Repentance can happen when the old story line has completely played itself out. Why not? What else is left? When nothing remains but the same thing over and over, the heart can yearn for a change, even without knowing how to imagine that change.God loves us so much that He gives us a second chance—if we have the willingness to take it. And so begins a new story line. In a sense, we could say it’s like an actor who finishes one role and takes on another. That is, the old man and the new man are the same person, but during the transition period—however long it may last—the actor can throw himself fully into the new sequence of events or backslide into the old failed mess. During that transition, the actor may go back and forth between the two roles. Or—what can prove even more confusing for those around him—he can mix up aspects of the old man with aspects of the new man in such a way that people around him have no idea what’s going on.

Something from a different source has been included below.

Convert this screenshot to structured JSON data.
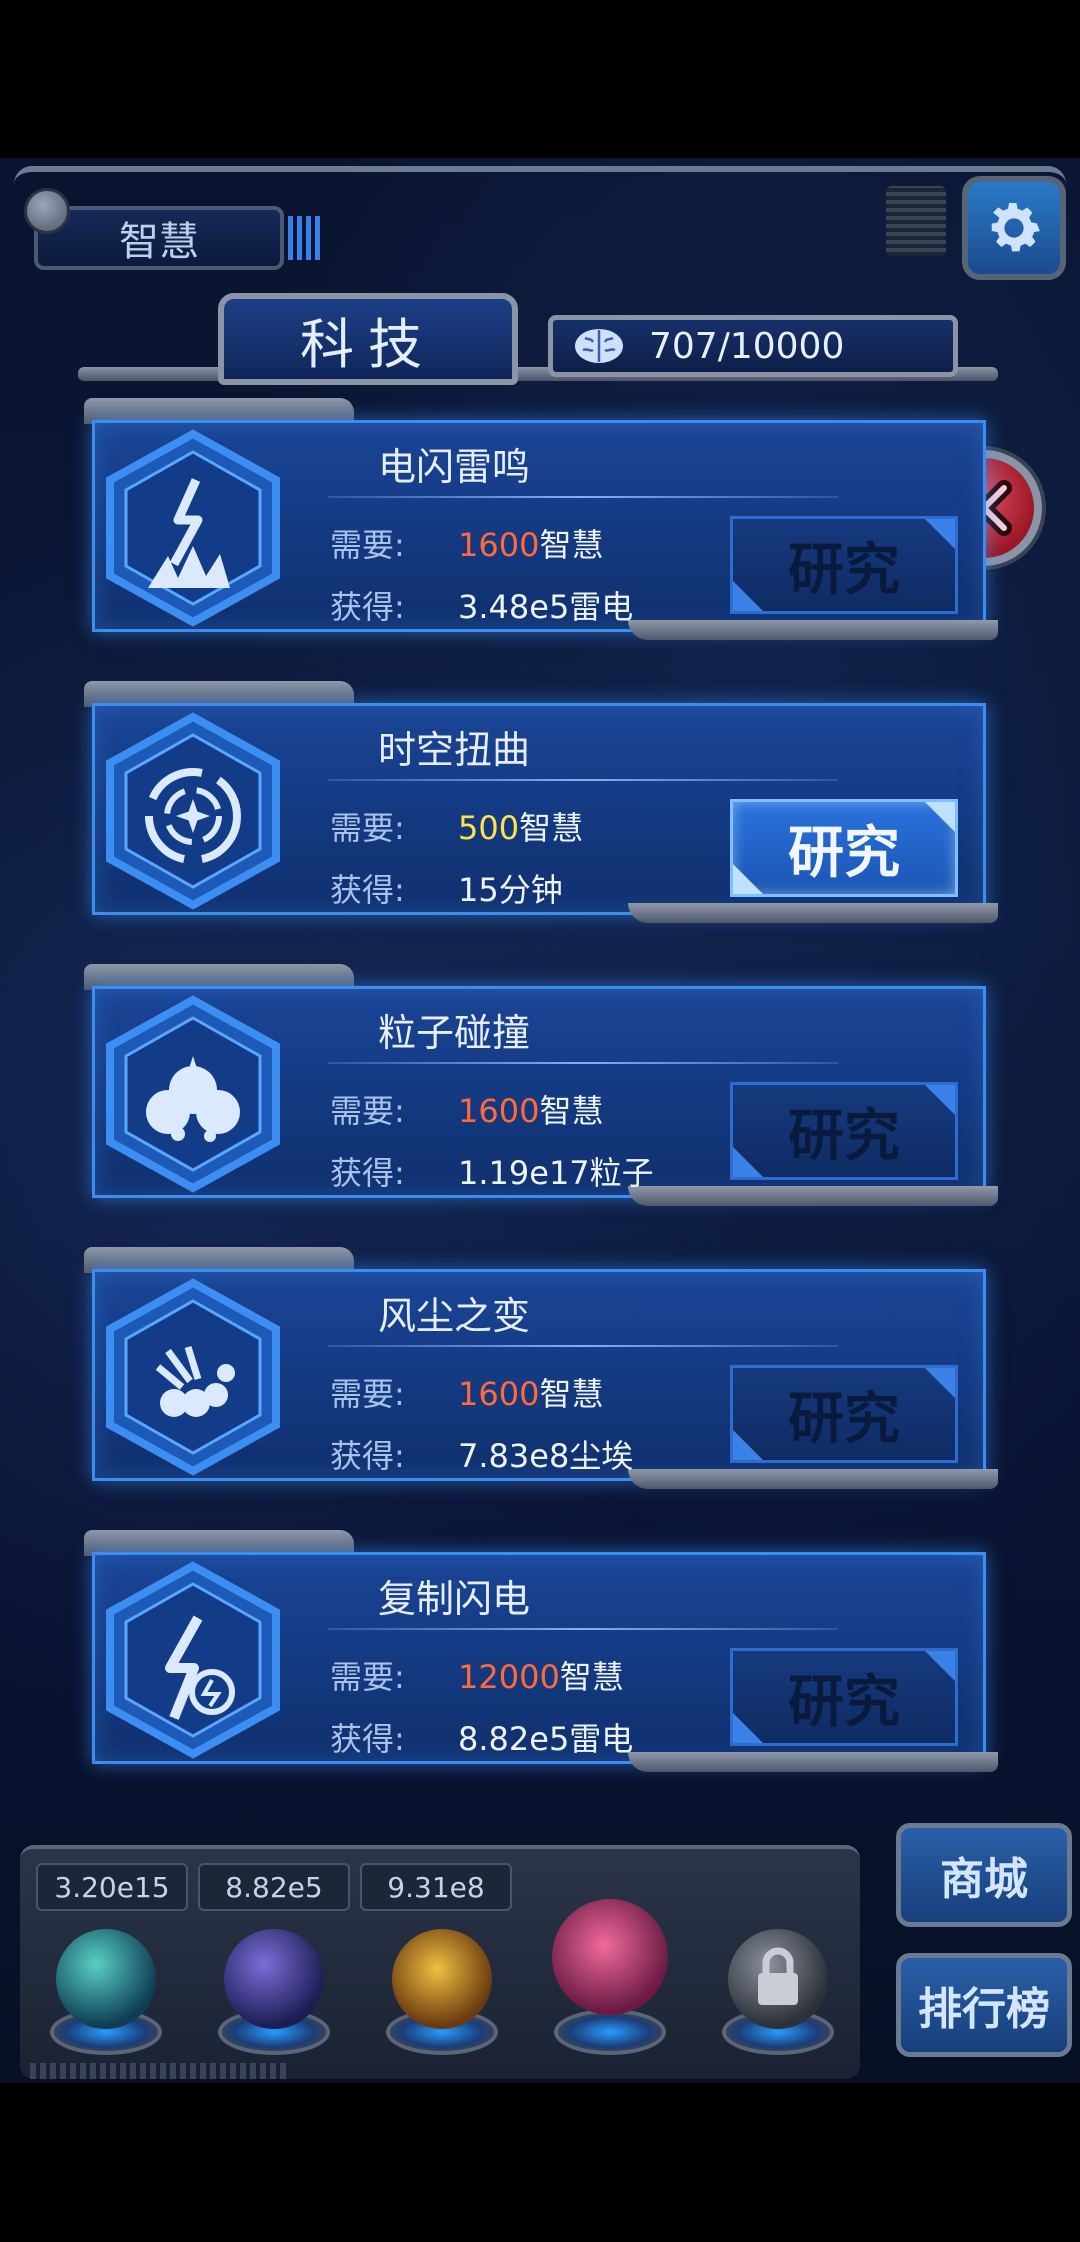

Mine eyes have seen the glory, I do believe. It seems that God is at work as ghostwriter of a new plot, or as advisor behind the scenes, or as continuity editor. But He respects the freedom of His creatures, and so the man being transformed needs to continue his struggle. Sometimes it may even seem that God has withdrawn His presence and allowed the fighter to continue alone. Remember what happened in the life of St. Anthony?—the saint wrestled with the devil and only afterwards did Jesus appear to him, telling him, “I was here all along, but I wanted to see what you could do.”
And what about us? How do we receive our pilgrim? Well, we always face the choice between saying, “Lord, I thank Thee that I am not like other men” and saying “Lord, have mercy on me, a sinner.” We must always choose to keep our eyes on our own sins and our own shortcomings and our own struggle so that we can then see the similarities and not merely the differences between our own battle and the contest being waged before us by the man newly joined to us as a member of the Body of Christ.